So you want to improve your singing?
You’ve chosen a song, you’ve bought the sheet music, you’ve probably listened to another singer perform it a few times on YouTube and you’ve probably sang along with the music in front of the mirror a couple of times too, but how do you improve?
The answer is simple. The best way to improve your singing voice is… practice. Ta daaaa!
I personally work with students ranging from absolute beginners to the seasoned professionals, both male and female, young and old. Some singers visit me to ensure they’re in peak condition for a concert, an audition or a recording session, others come to me for guidance on how to improve their technique or to achieve better levels of confidence and others come to me simply because they love to sing — and because coaching is seriously fun!
The one thing that the successful students share – no matter at what level they are at or what those particular successes are – is that they go home and practise. It doesn’t matter where they practise, or what they practise, but in my experience, the students who glean the most from vocal coaching are those who take their voice away and put what they have learned into practice.
Are you noticing a theme?
Whilst working with a singer together in the studio, we pick a song together and pull it apart and focus on technique, focus on what can be improved and how we can do this most effectively. I will frequently utilise various singing exercises to help master a section of music and I’m also a sucker for metaphor to guide you into using these techniques with ease (just wait and see as the blog grows!)
When you leave the lesson, I would love you to go home and have a look at that particular piece of music and practise it, especially for the intermediate levels, if you’re working towards an exam or audition, it’s important to get that particular piece right. However, it’s really important that you know: The techniques you learn in a lesson can usually be applied the other songs you sing too!

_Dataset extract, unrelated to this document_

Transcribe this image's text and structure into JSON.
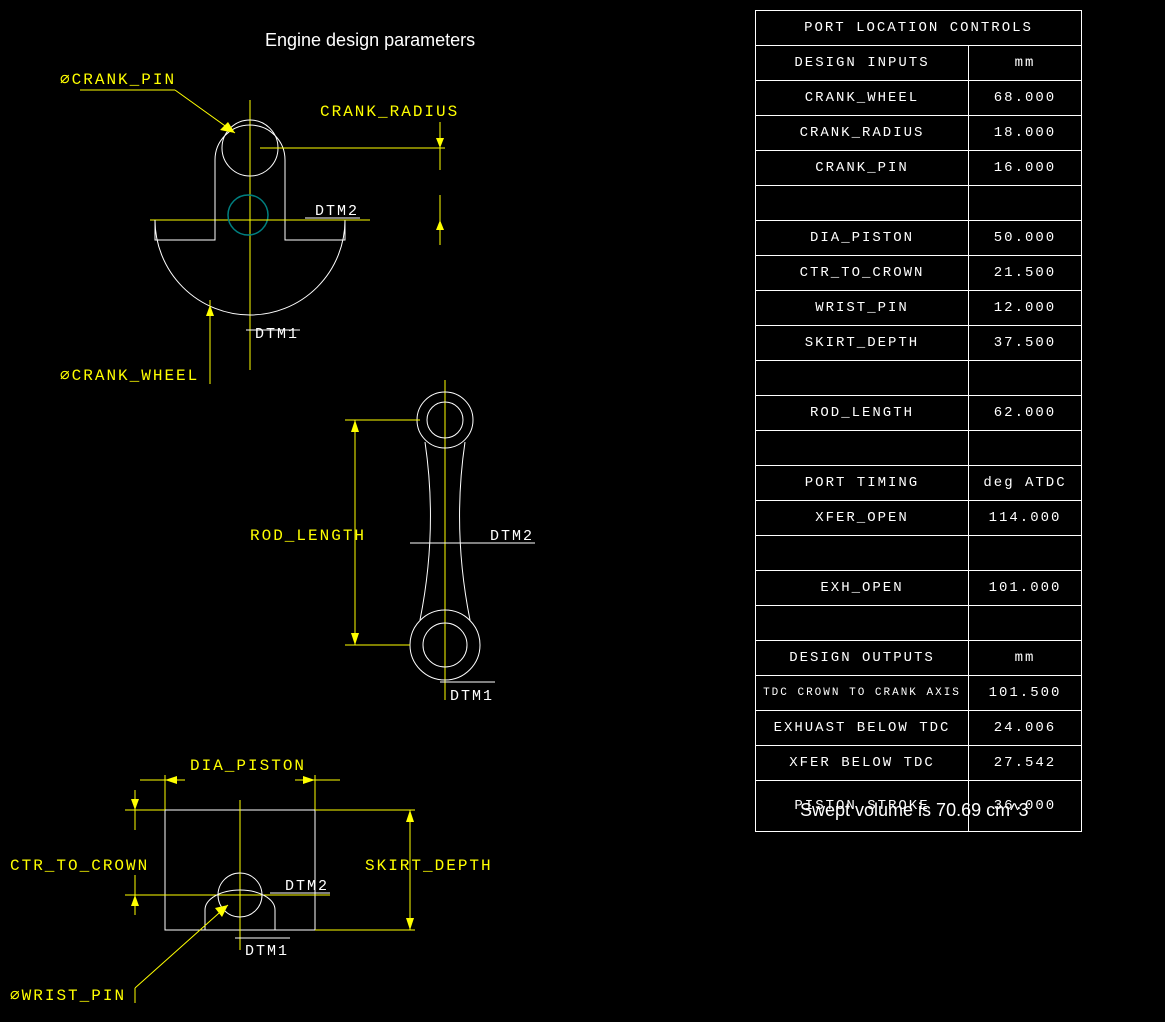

Think about that next time you start a new song, think about patterns you may have seen before, figure out the danger zones and think about where you may have to concentrate hardest in order to sing it correctly first time and then see how this helps you formulate a ‘smart practice’ each and every time you start working on a new song.
Your voice utilises a huge number of muscles to work. The more you sing, the more you will flex those funky muscles. In time this could help you expand your pitch range both higher and lower, it will improve your confidence, your stamina and your personal understanding of the noises you’re able to make. Learning to sing properly is akin to training to be an athlete. It takes a lot of effort, a lot of work and a lot of practice.
The quickest, simplest and most effective way to improve your singing: Put what you have learned into practice, no matter where or when. If you enjoy frequent practice it becomes inevitable that your singing skills will improve.